THIS IS the second of the economic chapters and sets out a vision to be led by the large state-owned enterprises to develop infrastructure across the country. Various goals are set, including access to electricity, water, public transport and internet broadband. It also considers ways to manage conservation of these resources.

The plan tackles a number of issues that confront infrastructure development, particularly who should pay for it. The vision here is of the private sector and government working together to invest in infrastructure through private-public partnerships (PPP), a model favoured by business.

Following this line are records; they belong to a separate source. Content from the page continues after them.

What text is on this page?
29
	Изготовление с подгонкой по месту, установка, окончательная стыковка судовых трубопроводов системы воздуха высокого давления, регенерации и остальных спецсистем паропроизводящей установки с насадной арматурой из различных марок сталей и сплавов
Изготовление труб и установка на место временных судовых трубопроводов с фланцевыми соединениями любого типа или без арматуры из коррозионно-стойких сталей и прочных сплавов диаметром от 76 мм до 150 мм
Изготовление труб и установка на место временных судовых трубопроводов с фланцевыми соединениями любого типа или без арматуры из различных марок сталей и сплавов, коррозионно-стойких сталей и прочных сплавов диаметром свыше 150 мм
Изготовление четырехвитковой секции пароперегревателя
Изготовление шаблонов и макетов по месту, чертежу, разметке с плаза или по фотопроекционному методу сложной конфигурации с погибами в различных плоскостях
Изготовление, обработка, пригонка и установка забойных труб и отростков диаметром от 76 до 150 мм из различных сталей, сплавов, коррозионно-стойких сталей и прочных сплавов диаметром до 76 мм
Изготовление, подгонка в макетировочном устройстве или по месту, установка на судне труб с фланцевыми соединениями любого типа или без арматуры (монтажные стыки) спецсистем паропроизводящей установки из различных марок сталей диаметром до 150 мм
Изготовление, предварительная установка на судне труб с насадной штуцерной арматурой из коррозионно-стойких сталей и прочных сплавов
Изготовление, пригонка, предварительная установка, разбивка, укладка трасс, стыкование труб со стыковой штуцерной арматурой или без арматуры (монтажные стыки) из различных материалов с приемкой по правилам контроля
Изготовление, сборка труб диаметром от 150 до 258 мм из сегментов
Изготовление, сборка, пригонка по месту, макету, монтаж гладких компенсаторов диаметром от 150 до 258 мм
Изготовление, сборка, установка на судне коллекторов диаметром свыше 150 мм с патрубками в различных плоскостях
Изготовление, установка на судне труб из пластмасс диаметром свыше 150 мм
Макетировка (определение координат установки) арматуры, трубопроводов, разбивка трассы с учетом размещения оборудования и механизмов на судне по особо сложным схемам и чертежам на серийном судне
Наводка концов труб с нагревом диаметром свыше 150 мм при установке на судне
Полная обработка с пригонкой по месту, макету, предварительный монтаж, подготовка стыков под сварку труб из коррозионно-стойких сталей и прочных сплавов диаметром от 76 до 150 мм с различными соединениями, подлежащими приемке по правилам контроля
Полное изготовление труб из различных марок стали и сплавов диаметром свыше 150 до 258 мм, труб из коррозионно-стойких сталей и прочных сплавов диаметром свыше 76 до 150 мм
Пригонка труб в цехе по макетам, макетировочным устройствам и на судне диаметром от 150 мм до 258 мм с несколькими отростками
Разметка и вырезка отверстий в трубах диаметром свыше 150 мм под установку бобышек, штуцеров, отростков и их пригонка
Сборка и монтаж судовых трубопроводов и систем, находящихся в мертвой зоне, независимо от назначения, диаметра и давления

It also sees regulators as key roleplayers, where their role needs to be to stimulate competition rather than suppress activity. It sets specific objectives, many of them contained in government's special infrastructure programmes, such as massively increasing Durban's container capacity to manage the huge flow of exports envisioned in the plan and building a new coal line to the Waterberg. These projects integrate with increased transport capacity to Durban and increased electricity generation using coal from the Waterberg. The coal line is already being expanded in Lowveld-Mpumalanga, and that was in fact funded through a PPP.

Those and other infrastructure developments are crucial to the country's economic development. At the moment, South Africa cannot export all of the resources produced by mines, for example, because of inadequate rail and port capacity. The NDP says precedence should be given to infrastructure programmes that contribute immediately and practically to greater regional integration.